ICESat launched in January 2003 and since then, its sole instrument -- a precise laser altimeter -- has helped scientists map ice sheet elevation, calculate sea ice thickness, and monitor how both have changed.

"With ICESat, we have seen significant changes, things we wouldn't otherwise know were taking place," said Jay Zwally of NASA's Goddard Space Flight Center in Greenbelt, Md., and ICESat investigator on the mission. For example, shifts in surface elevation have previously revealed the draining and filling of lakes below Antarctica's ice.

After ICESat, scientists will rely on an airborne laser called the Airborne Topographic Mapper (ATM), developed at NASA Wallops Flight Facility in Wallops Island, Va. ATM pulses laser light in circular scans on the ground, and those pulses reflect back to the aircraft and are converted into elevation maps of the ice surface. By flying ATM over the same swath of ground covered by ICESat, researchers can compare the two data sets and calibrate them so that aircraft can continue the record keeping after the satellite data ends. They can also make more detailed elevation studies over dynamic areas, such as the Crane glacier on the Antarctic Peninsula, which sped up following the collapse of the Larsen Ice Shelf in 2002.

In addition, University of Kansas scientists will fly the Multichannel Coherent Radar Depth Sounder, which measures ice sheet thickness. It can also map the varied terrain below the ice, which is important for computer modeling of the future behavior of the ice.

The Laser Vegetation Imaging Sensor, developed at Goddard, will map large areas of sea ice and glacier zones. And a gravimeter, managed by Columbia University, will measure the shape of seawater-filled cavities at the edge of some major fast-moving major glaciers. Finally, a snow radar from University of Kansas will measure the thickness of snow on top of sea ice and glaciers, allowing researchers to differentiate between snow and ice and make more accurate thickness measurements.

Targets

The Antarctic continent may be remote, but it plays a significant role in Earth's climate system. The expanse is home to glaciers and ice sheets that hold frozen about 90 percent of Earth's freshwater -- a large potential contribution to sea level rise should all the ice melt.

How and where are Antarctica's ice sheets, glaciers, and sea ice changing?

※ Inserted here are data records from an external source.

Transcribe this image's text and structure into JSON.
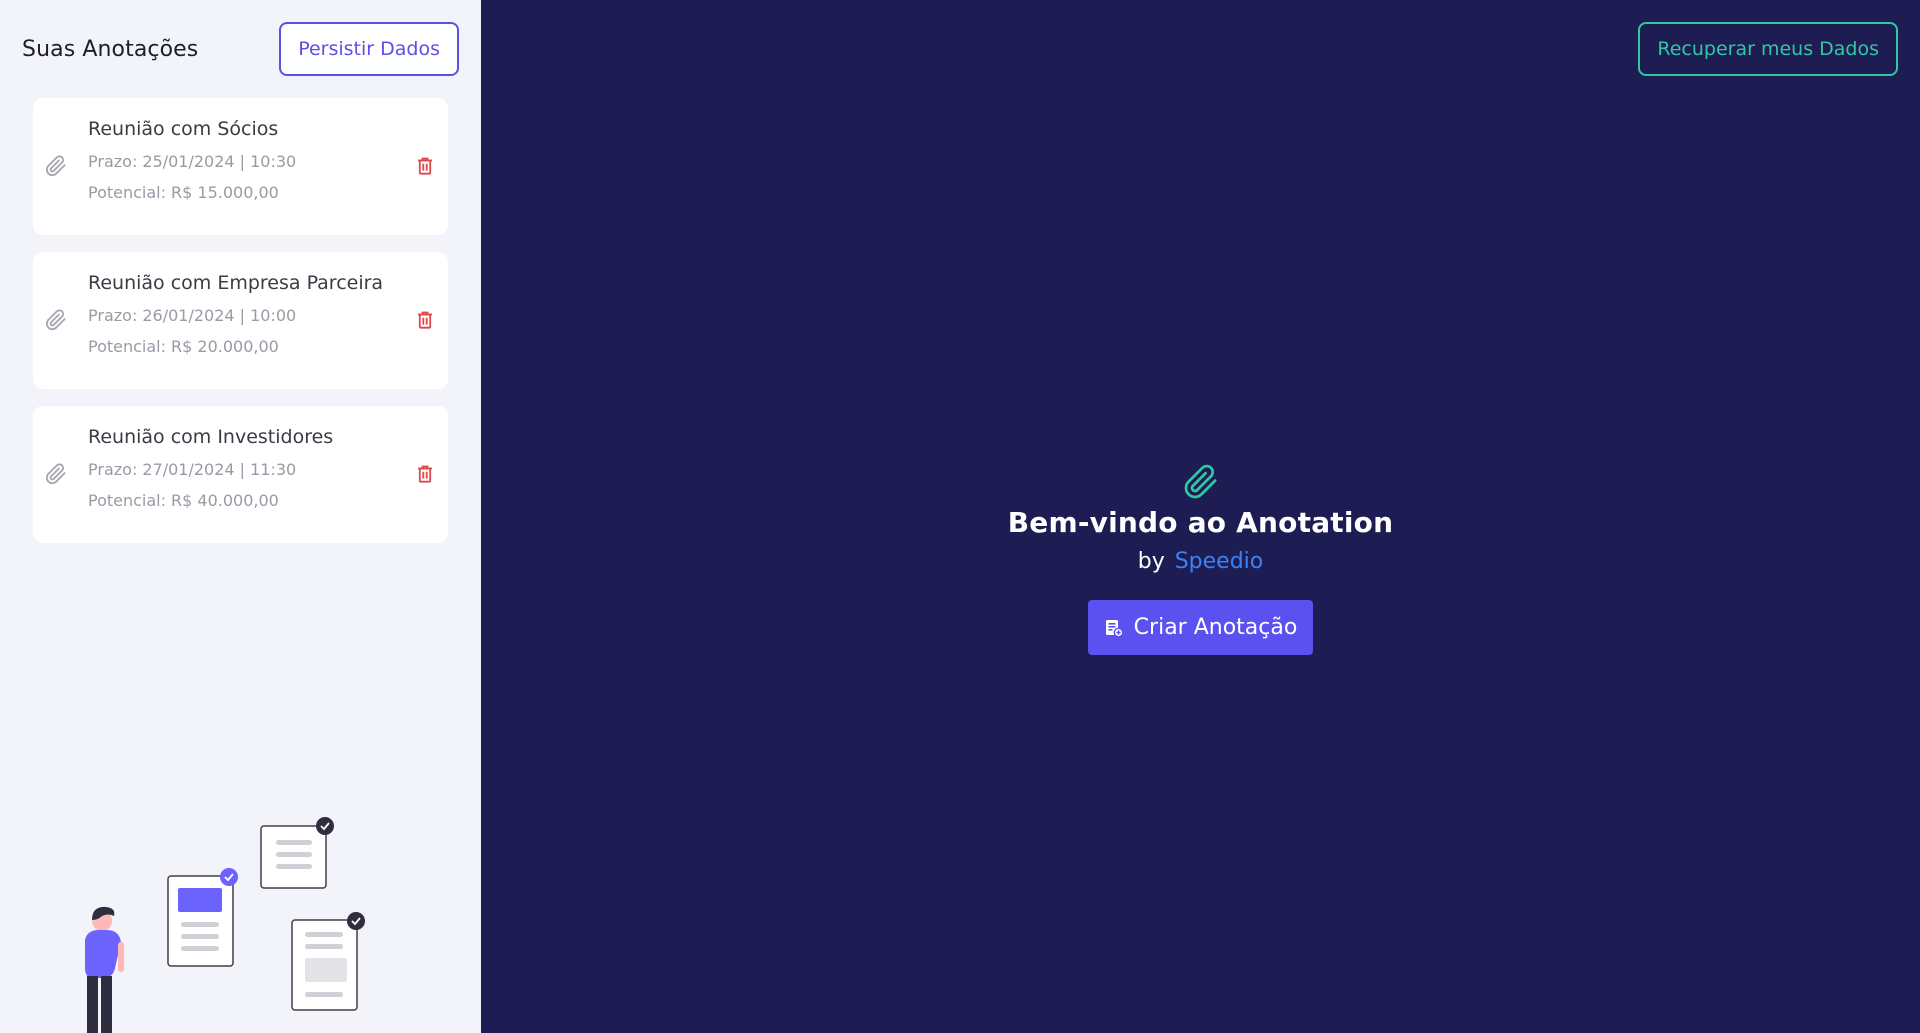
{
  "sidebar": {
    "title": "Suas Anotações",
    "persist_button": "Persistir Dados",
    "notes": [
      {
        "title": "Reunião com Sócios",
        "prazo_label": "Prazo:",
        "prazo_value": "25/01/2024 | 10:30",
        "potencial_label": "Potencial:",
        "potencial_value": "R$ 15.000,00"
      },
      {
        "title": "Reunião com Empresa Parceira",
        "prazo_label": "Prazo:",
        "prazo_value": "26/01/2024 | 10:00",
        "potencial_label": "Potencial:",
        "potencial_value": "R$ 20.000,00"
      },
      {
        "title": "Reunião com Investidores",
        "prazo_label": "Prazo:",
        "prazo_value": "27/01/2024 | 11:30",
        "potencial_label": "Potencial:",
        "potencial_value": "R$ 40.000,00"
      }
    ],
    "note_icon": "paperclip-icon",
    "delete_icon": "trash-icon"
  },
  "main": {
    "recover_button": "Recuperar meus Dados",
    "welcome_icon": "paperclip-icon",
    "welcome_title": "Bem-vindo ao Anotation",
    "by_label": "by",
    "brand": "Speedio",
    "create_button": "Criar Anotação",
    "create_icon": "note-add-icon"
  },
  "colors": {
    "sidebar_bg": "#f3f4fa",
    "main_bg": "#1d1d53",
    "accent_purple": "#5b50e6",
    "accent_green": "#2fc9a1",
    "brand_blue": "#3b82f6",
    "delete_red": "#e0484b"
  }
}
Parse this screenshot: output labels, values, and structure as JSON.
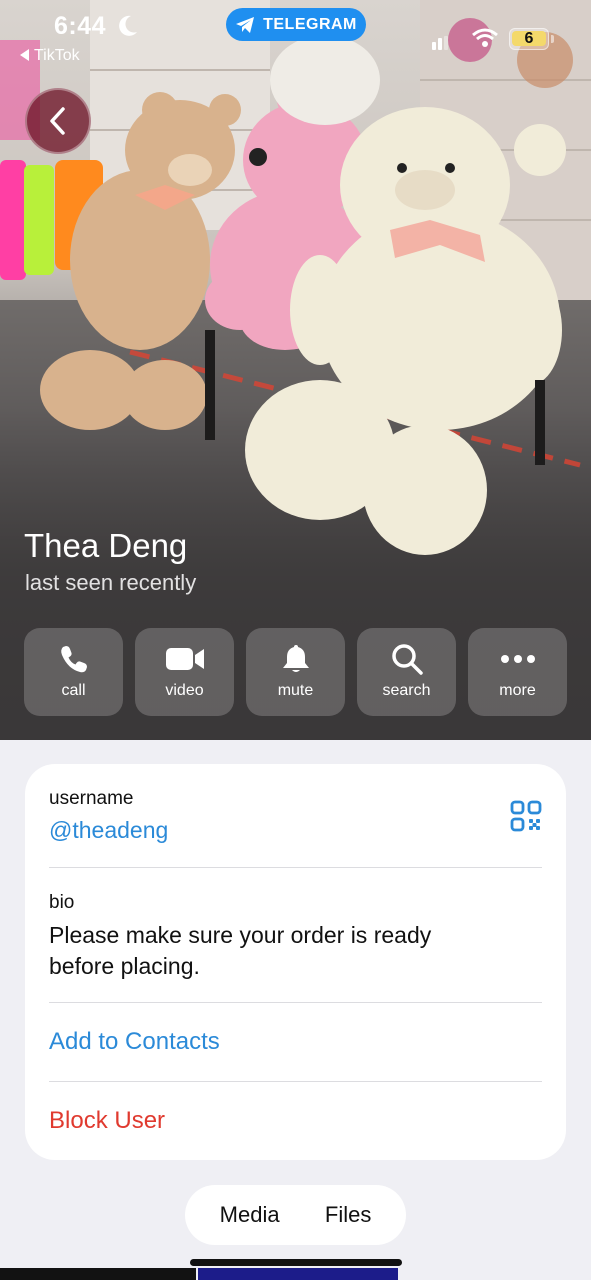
{
  "status_bar": {
    "time": "6:44",
    "back_app": "TikTok",
    "pill_label": "TELEGRAM",
    "battery_level": "6"
  },
  "profile": {
    "name": "Thea Deng",
    "status": "last seen recently"
  },
  "actions": [
    {
      "label": "call",
      "icon": "phone-icon"
    },
    {
      "label": "video",
      "icon": "video-camera-icon"
    },
    {
      "label": "mute",
      "icon": "bell-icon"
    },
    {
      "label": "search",
      "icon": "magnifier-icon"
    },
    {
      "label": "more",
      "icon": "ellipsis-icon"
    }
  ],
  "info": {
    "username_label": "username",
    "username_value": "@theadeng",
    "bio_label": "bio",
    "bio_value": "Please make sure your order is ready before placing.",
    "add_contacts": "Add to Contacts",
    "block_user": "Block User"
  },
  "tabs": [
    {
      "label": "Media"
    },
    {
      "label": "Files"
    }
  ],
  "colors": {
    "accent_blue": "#2b8ad8",
    "danger_red": "#e03a2f",
    "telegram_blue": "#1f8ff0",
    "battery_yellow": "#f4d96b"
  }
}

Compared to the Arctic, where sea ice has long been on the decline, sea ice in Antarctica is growing in some coastal areas. Snow and ice have been accumulating in some land regions in the east. West Antarctica and the Peninsula, however, have seen more dramatic warming and rapid ice loss.

"We don't see the same sea ice changes in Antarctica that we see in the Arctic, and the reason is that the system is more complex," said Thorsten Markus of NASA Goddard, the principal sea ice investigator for the mission. "But the fact that we don't see the same changes in Antarctica that we see in the Arctic doesn’t make it less important to study those changes. It's really important for us to understand the global climate system."

With the DC-8 limited to just a few hours over Antarctica on each flight, mission planners have carefully selected targets of current and potential rapid change.

One such target is West Antarctica's Pine Island Glacier. "That glacier is one of the great unknowns because its bed -- where the glacier contacts rock -- is below sea level," Martin said. "So if there's a surge or dramatic change, seawater could get under the glacier and we could be looking at very rapid change."

Other proposed targets along the Amundsen coast include the Thwaites, Smith, and Kohler glaciers and the Getz Ice Shelf. Researchers also intend to study the myriad glaciers and ice shelves on the Peninsula, which has been undergoing dramatic changes.